Wednesday, September 12, 2012

Deathclaws and the Jess Plague

As I sit here on my couch in some of the most excruciating pain I have been in in my life, waiting for my PS3 system update to finish before I can do anything on the PS3 to distract me from the pain, I decided a blog was in order. Why am I in so much pain? Without grossing you out with the gory details of the damage that the hell-demons are doing inside my mouth, I will simply say that I have come down with a nasty virus we are dubbing "Jess Plague." It started out a week ago as a boo-boo on my lip and has spread through the rest of my oral cavities complete with fever, tonsillitis, and pain. Lots and lots of pain.
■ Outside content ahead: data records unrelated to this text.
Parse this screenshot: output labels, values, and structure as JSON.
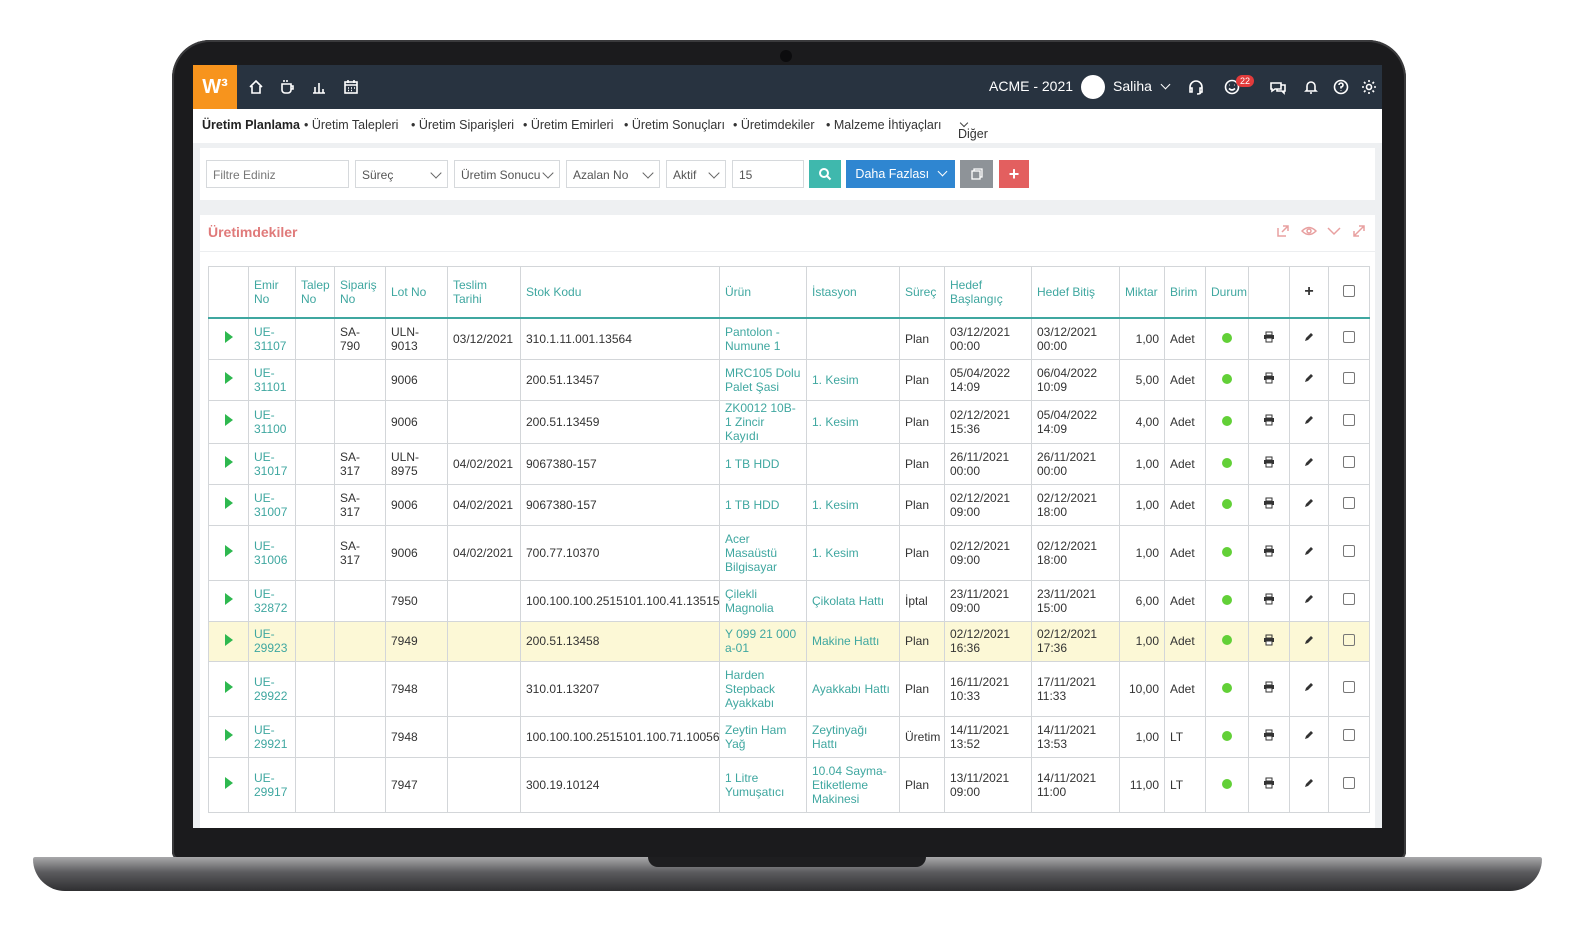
{
  "header": {
    "logo": "W³",
    "company": "ACME - 2021",
    "user": "Saliha",
    "notification_count": "22"
  },
  "subnav": [
    "Üretim Planlama",
    "• Üretim Talepleri",
    "• Üretim Siparişleri",
    "• Üretim Emirleri",
    "• Üretim Sonuçları",
    "• Üretimdekiler",
    "• Malzeme İhtiyaçları",
    "Diğer"
  ],
  "filters": {
    "filter_placeholder": "Filtre Ediniz",
    "process": "Süreç",
    "result": "Üretim Sonucu",
    "order": "Azalan No",
    "status": "Aktif",
    "page_size": "15",
    "more_label": "Daha Fazlası"
  },
  "panel": {
    "title": "Üretimdekiler"
  },
  "table": {
    "headers": [
      "Emir No",
      "Talep No",
      "Sipariş No",
      "Lot No",
      "Teslim Tarihi",
      "Stok Kodu",
      "Ürün",
      "İstasyon",
      "Süreç",
      "Hedef Başlangıç",
      "Hedef Bitiş",
      "Miktar",
      "Birim",
      "Durum"
    ],
    "rows": [
      {
        "emir": "UE-31107",
        "talep": "",
        "siparis": "SA-790",
        "lot": "ULN-9013",
        "teslim": "03/12/2021",
        "stok": "310.1.11.001.13564",
        "urun": "Pantolon - Numune 1",
        "istasyon": "",
        "surec": "Plan",
        "baslangic": "03/12/2021 00:00",
        "bitis": "03/12/2021 00:00",
        "miktar": "1,00",
        "birim": "Adet"
      },
      {
        "emir": "UE-31101",
        "talep": "",
        "siparis": "",
        "lot": "9006",
        "teslim": "",
        "stok": "200.51.13457",
        "urun": "MRC105 Dolu Palet Şasi",
        "istasyon": "1. Kesim",
        "surec": "Plan",
        "baslangic": "05/04/2022 14:09",
        "bitis": "06/04/2022 10:09",
        "miktar": "5,00",
        "birim": "Adet"
      },
      {
        "emir": "UE-31100",
        "talep": "",
        "siparis": "",
        "lot": "9006",
        "teslim": "",
        "stok": "200.51.13459",
        "urun": "ZK0012 10B-1 Zincir Kayıdı",
        "istasyon": "1. Kesim",
        "surec": "Plan",
        "baslangic": "02/12/2021 15:36",
        "bitis": "05/04/2022 14:09",
        "miktar": "4,00",
        "birim": "Adet"
      },
      {
        "emir": "UE-31017",
        "talep": "",
        "siparis": "SA-317",
        "lot": "ULN-8975",
        "teslim": "04/02/2021",
        "stok": "9067380-157",
        "urun": "1 TB HDD",
        "istasyon": "",
        "surec": "Plan",
        "baslangic": "26/11/2021 00:00",
        "bitis": "26/11/2021 00:00",
        "miktar": "1,00",
        "birim": "Adet"
      },
      {
        "emir": "UE-31007",
        "talep": "",
        "siparis": "SA-317",
        "lot": "9006",
        "teslim": "04/02/2021",
        "stok": "9067380-157",
        "urun": "1 TB HDD",
        "istasyon": "1. Kesim",
        "surec": "Plan",
        "baslangic": "02/12/2021 09:00",
        "bitis": "02/12/2021 18:00",
        "miktar": "1,00",
        "birim": "Adet"
      },
      {
        "emir": "UE-31006",
        "talep": "",
        "siparis": "SA-317",
        "lot": "9006",
        "teslim": "04/02/2021",
        "stok": "700.77.10370",
        "urun": "Acer Masaüstü Bilgisayar",
        "istasyon": "1. Kesim",
        "surec": "Plan",
        "baslangic": "02/12/2021 09:00",
        "bitis": "02/12/2021 18:00",
        "miktar": "1,00",
        "birim": "Adet"
      },
      {
        "emir": "UE-32872",
        "talep": "",
        "siparis": "",
        "lot": "7950",
        "teslim": "",
        "stok": "100.100.100.2515101.100.41.13515",
        "urun": "Çilekli Magnolia",
        "istasyon": "Çikolata Hattı",
        "surec": "İptal",
        "baslangic": "23/11/2021 09:00",
        "bitis": "23/11/2021 15:00",
        "miktar": "6,00",
        "birim": "Adet"
      },
      {
        "emir": "UE-29923",
        "talep": "",
        "siparis": "",
        "lot": "7949",
        "teslim": "",
        "stok": "200.51.13458",
        "urun": "Y 099 21 000 a-01",
        "istasyon": "Makine Hattı",
        "surec": "Plan",
        "baslangic": "02/12/2021 16:36",
        "bitis": "02/12/2021 17:36",
        "miktar": "1,00",
        "birim": "Adet"
      },
      {
        "emir": "UE-29922",
        "talep": "",
        "siparis": "",
        "lot": "7948",
        "teslim": "",
        "stok": "310.01.13207",
        "urun": "Harden Stepback Ayakkabı",
        "istasyon": "Ayakkabı Hattı",
        "surec": "Plan",
        "baslangic": "16/11/2021 10:33",
        "bitis": "17/11/2021 11:33",
        "miktar": "10,00",
        "birim": "Adet"
      },
      {
        "emir": "UE-29921",
        "talep": "",
        "siparis": "",
        "lot": "7948",
        "teslim": "",
        "stok": "100.100.100.2515101.100.71.10056",
        "urun": "Zeytin Ham Yağ",
        "istasyon": "Zeytinyağı Hattı",
        "surec": "Üretim",
        "baslangic": "14/11/2021 13:52",
        "bitis": "14/11/2021 13:53",
        "miktar": "1,00",
        "birim": "LT"
      },
      {
        "emir": "UE-29917",
        "talep": "",
        "siparis": "",
        "lot": "7947",
        "teslim": "",
        "stok": "300.19.10124",
        "urun": "1 Litre Yumuşatıcı",
        "istasyon": "10.04 Sayma-Etiketleme Makinesi",
        "surec": "Plan",
        "baslangic": "13/11/2021 09:00",
        "bitis": "14/11/2021 11:00",
        "miktar": "11,00",
        "birim": "LT"
      }
    ]
  },
  "colors": {
    "accent": "#3fa7a0",
    "logo_orange": "#f7941d",
    "topbar": "#283340",
    "search_button": "#3fb8ad",
    "more_button": "#2f86d1",
    "add_button": "#e35f5f",
    "status_active": "#62d037",
    "highlight_row": "#fcf8d6"
  },
  "icons": [
    "home-icon",
    "coffee-icon",
    "chart-icon",
    "calendar-icon",
    "headset-icon",
    "smile-icon",
    "chat-icon",
    "bell-icon",
    "help-icon",
    "gear-icon",
    "search-icon",
    "copy-icon",
    "plus-icon",
    "export-icon",
    "eye-icon",
    "collapse-icon",
    "expand-icon",
    "print-icon",
    "edit-icon",
    "checkbox-icon",
    "play-icon"
  ]
}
The only other time I can remember being in so much pain was after spinal surgery when I was 14. In fact, I've been in so much pain, I haven't even felt like playing video games. *gasp* I know. 

Here's a conversation between me and Boyfriend the other night while I was playing video games:

Me: (Playing Fallout New Vegas for the umpteenth time) OH SHIT!!!

Boyfriend: (In the kitchen, head in the fridge) Deathclaw?

Me: Fuck! Oh shit! Oh god, oh god, oh god. NO NO NO!!! DIE!!!

Boyfriend: Yup, I thought I knew that "oh shit" that's the "Deathclaw oh shit."

Me: There were only two of them but I didn't see them coming.

Boyfriend: You never do.

Me: Wait, you could determine that I have an "oh shit" strictly for Deathclaws versus any other "oh shit" I may say?

Boyfriend: Pretty much.

Me: I love you.

And then Boyfriend made me dinner. A sad little dinner of buttered noodles that I had to sort of gum slowly to eat. I hate the Jess Plague.